Histologic examination of bone reveals increased bone volume and thickness of cortex and trabeculae, increased osteoblastic bone formation with normal or decreased osteoclastic bone resorption, and no abnormal mineralization of bone tissue [Stein et al 1983, Hassler et al 2014, van Lierop et al 2017].
The high bone density in SOST-related sclerosteosis is not associated with increased mineralization [Hassler et al 2014], as is seen in osteopetrosis, but there is an increased biomechanical competence of the bone and resistance to fractures [van Lierop et al 2017].
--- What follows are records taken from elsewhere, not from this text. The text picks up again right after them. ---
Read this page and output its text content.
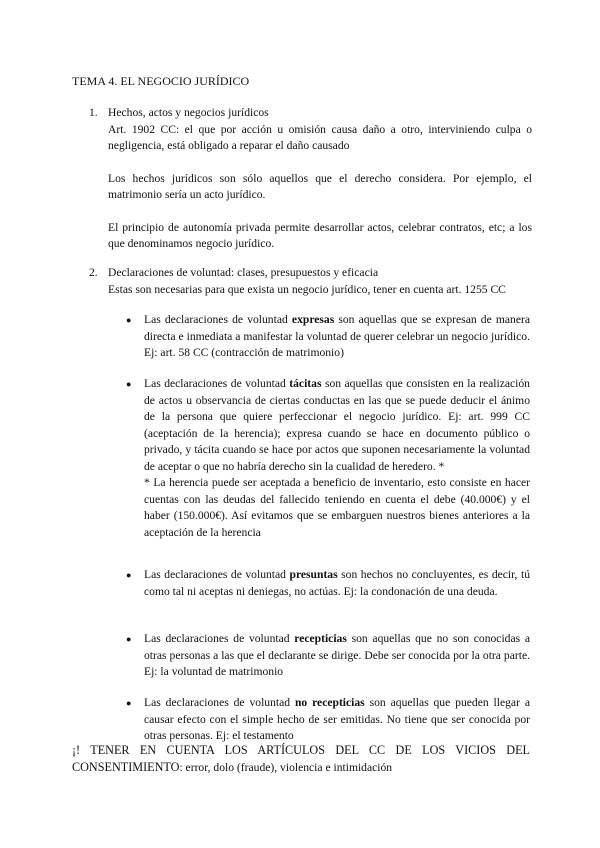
TEMA 4. EL NEGOCIO JURÍDICO
1. Hechos, actos y negocios jurídicos

Art. 1902 CC: el que por acción u omisión causa daño a otro, interviniendo culpa o negligencia, está obligado a reparar el daño causado

Los hechos jurídicos son sólo aquellos que el derecho considera. Por ejemplo, el matrimonio sería un acto jurídico.

El principio de autonomía privada permite desarrollar actos, celebrar contratos, etc; a los que denominamos negocio jurídico.

2. Declaraciones de voluntad: clases, presupuestos y eficacia

Estas son necesarias para que exista un negocio jurídico, tener en cuenta art. 1255 CC

● Las declaraciones de voluntad expresas son aquellas que se expresan de manera directa e inmediata a manifestar la voluntad de querer celebrar un negocio jurídico. Ej: art. 58 CC (contracción de matrimonio)
● Las declaraciones de voluntad tácitas son aquellas que consisten en la realización de actos u observancia de ciertas conductas en las que se puede deducir el ánimo de la persona que quiere perfeccionar el negocio jurídico. Ej: art. 999 CC (aceptación de la herencia); expresa cuando se hace en documento público o privado, y tácita cuando se hace por actos que suponen necesariamente la voluntad de aceptar o que no habría derecho sin la cualidad de heredero. *
* La herencia puede ser aceptada a beneficio de inventario, esto consiste en hacer cuentas con las deudas del fallecido teniendo en cuenta el debe (40.000€) y el haber (150.000€). Así evitamos que se embarguen nuestros bienes anteriores a la aceptación de la herencia
● Las declaraciones de voluntad presuntas son hechos no concluyentes, es decir, tú como tal ni aceptas ni deniegas, no actúas. Ej: la condonación de una deuda.
● Las declaraciones de voluntad recepticias son aquellas que no son conocidas a otras personas a las que el declarante se dirige. Debe ser conocida por la otra parte. Ej: la voluntad de matrimonio
● Las declaraciones de voluntad no recepticias son aquellas que pueden llegar a causar efecto con el simple hecho de ser emitidas. No tiene que ser conocida por otras personas. Ej: el testamento
¡! TENER EN CUENTA LOS ARTÍCULOS DEL CC DE LOS VICIOS DEL CONSENTIMIENTO: error, dolo (fraude), violencia e intimidación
The risk for fractures, osteomyelitis, or bone marrow failure is not increased.
Nomenclature
In the 2023 revision of the Nosology of Genetic Skeletal Disorders, the SOST-related sclerosing bone dysplasias are included in the osteosclerotic disorders group, and van Buchem disease is referred to as SOST-related endosteal hyperostosis, van Buchem type [Unger et al 2023].
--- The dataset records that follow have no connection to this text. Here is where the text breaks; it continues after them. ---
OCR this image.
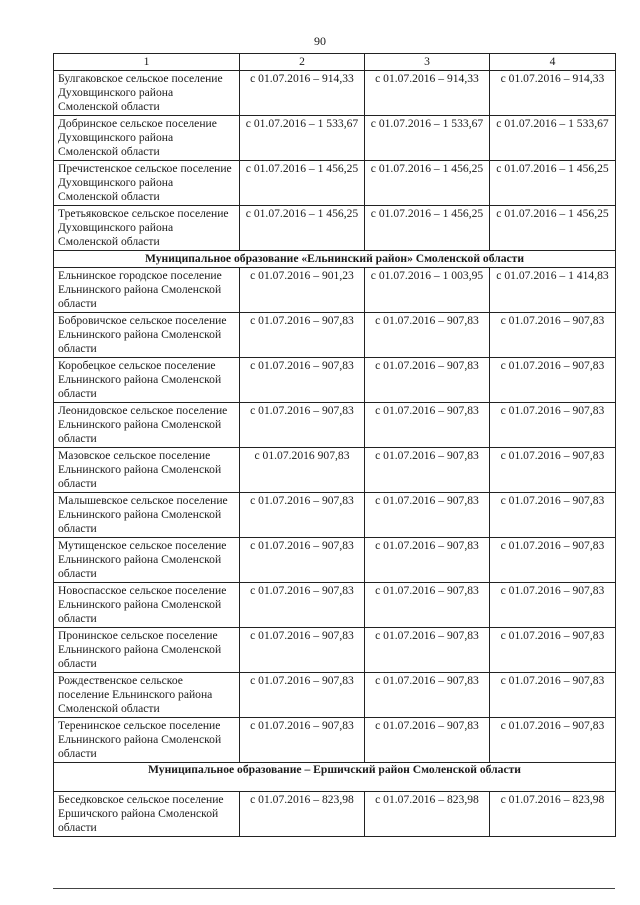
90
1	2	3	4
Булгаковское сельское поселение Духовщинского района Смоленской области	с 01.07.2016 – 914,33	с 01.07.2016 – 914,33	с 01.07.2016 – 914,33
Добринское сельское поселение Духовщинского района Смоленской области	с 01.07.2016 – 1 533,67	с 01.07.2016 – 1 533,67	с 01.07.2016 – 1 533,67
Пречистенское сельское поселение Духовщинского района Смоленской области	с 01.07.2016 – 1 456,25	с 01.07.2016 – 1 456,25	с 01.07.2016 – 1 456,25
Третьяковское сельское поселение Духовщинского района Смоленской области	с 01.07.2016 – 1 456,25	с 01.07.2016 – 1 456,25	с 01.07.2016 – 1 456,25
Муниципальное образование «Ельнинский район» Смоленской области			
Ельнинское городское поселение Ельнинского района Смоленской области	с 01.07.2016 – 901,23	с 01.07.2016 – 1 003,95	с 01.07.2016 – 1 414,83
Бобровичское сельское поселение Ельнинского района Смоленской области	с 01.07.2016 – 907,83	с 01.07.2016 – 907,83	с 01.07.2016 – 907,83
Коробецкое сельское поселение Ельнинского района Смоленской области	с 01.07.2016 – 907,83	с 01.07.2016 – 907,83	с 01.07.2016 – 907,83
Леонидовское сельское поселение Ельнинского района Смоленской области	с 01.07.2016 – 907,83	с 01.07.2016 – 907,83	с 01.07.2016 – 907,83
Мазовское сельское поселение Ельнинского района Смоленской области	с 01.07.2016 907,83	с 01.07.2016 – 907,83	с 01.07.2016 – 907,83
Малышевское сельское поселение Ельнинского района Смоленской области	с 01.07.2016 – 907,83	с 01.07.2016 – 907,83	с 01.07.2016 – 907,83
Мутищенское сельское поселение Ельнинского района Смоленской области	с 01.07.2016 – 907,83	с 01.07.2016 – 907,83	с 01.07.2016 – 907,83
Новоспасское сельское поселение Ельнинского района Смоленской области	с 01.07.2016 – 907,83	с 01.07.2016 – 907,83	с 01.07.2016 – 907,83
Пронинское сельское поселение Ельнинского района Смоленской области	с 01.07.2016 – 907,83	с 01.07.2016 – 907,83	с 01.07.2016 – 907,83
Рождественское сельское поселение Ельнинского района Смоленской области	с 01.07.2016 – 907,83	с 01.07.2016 – 907,83	с 01.07.2016 – 907,83
Теренинское сельское поселение Ельнинского района Смоленской области	с 01.07.2016 – 907,83	с 01.07.2016 – 907,83	с 01.07.2016 – 907,83
Муниципальное образование – Ершичский район Смоленской области			
Беседковское сельское поселение Ершичского района Смоленской области	с 01.07.2016 – 823,98	с 01.07.2016 – 823,98	с 01.07.2016 – 823,98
In the past, sclerosteosis and van Buchem disease have been grouped with other dense bone disorders under nonspecific general terms including "marble bones," "osteopetrosis," and "Albers-Schönberg disease." Diagnostic precision and syndromic delineation followed, and the term "sclerosteosis" became established. Similarly, van Buchem and his colleagues employed the designation "hyperostosis corticalis generalisata familiaris" for the condition that is now known as van Buchem disease.
Prevalence
SOST-related sclerosteosis is primarily found among the Afrikaner (Dutch ancestry) community of South Africa due to a founder variant; the carrier rate is estimated at 1:100 and prevalence at 1:60,000 [Beighton & Hamersma 1979]. However, individuals with SOST-related sclerosteosis outside the Afrikaner population have been reported [van Lierop et al 2017]. Founder variants have also been reported in individuals from Brazil and Turkey (see Table 7). With 100 individuals reported worldwide, of which 66 were from South Africa, SOST-related sclerosteosis is an extremely rare disease outside South Africa.
There have been only 31 reported individuals with van Buchem disease, of which 29 were from the Netherlands and two were from Germany [van Lierop et al 2017]. Three additional affected individuals are known to the authors [N Appelman-Dijkstra, personal observation].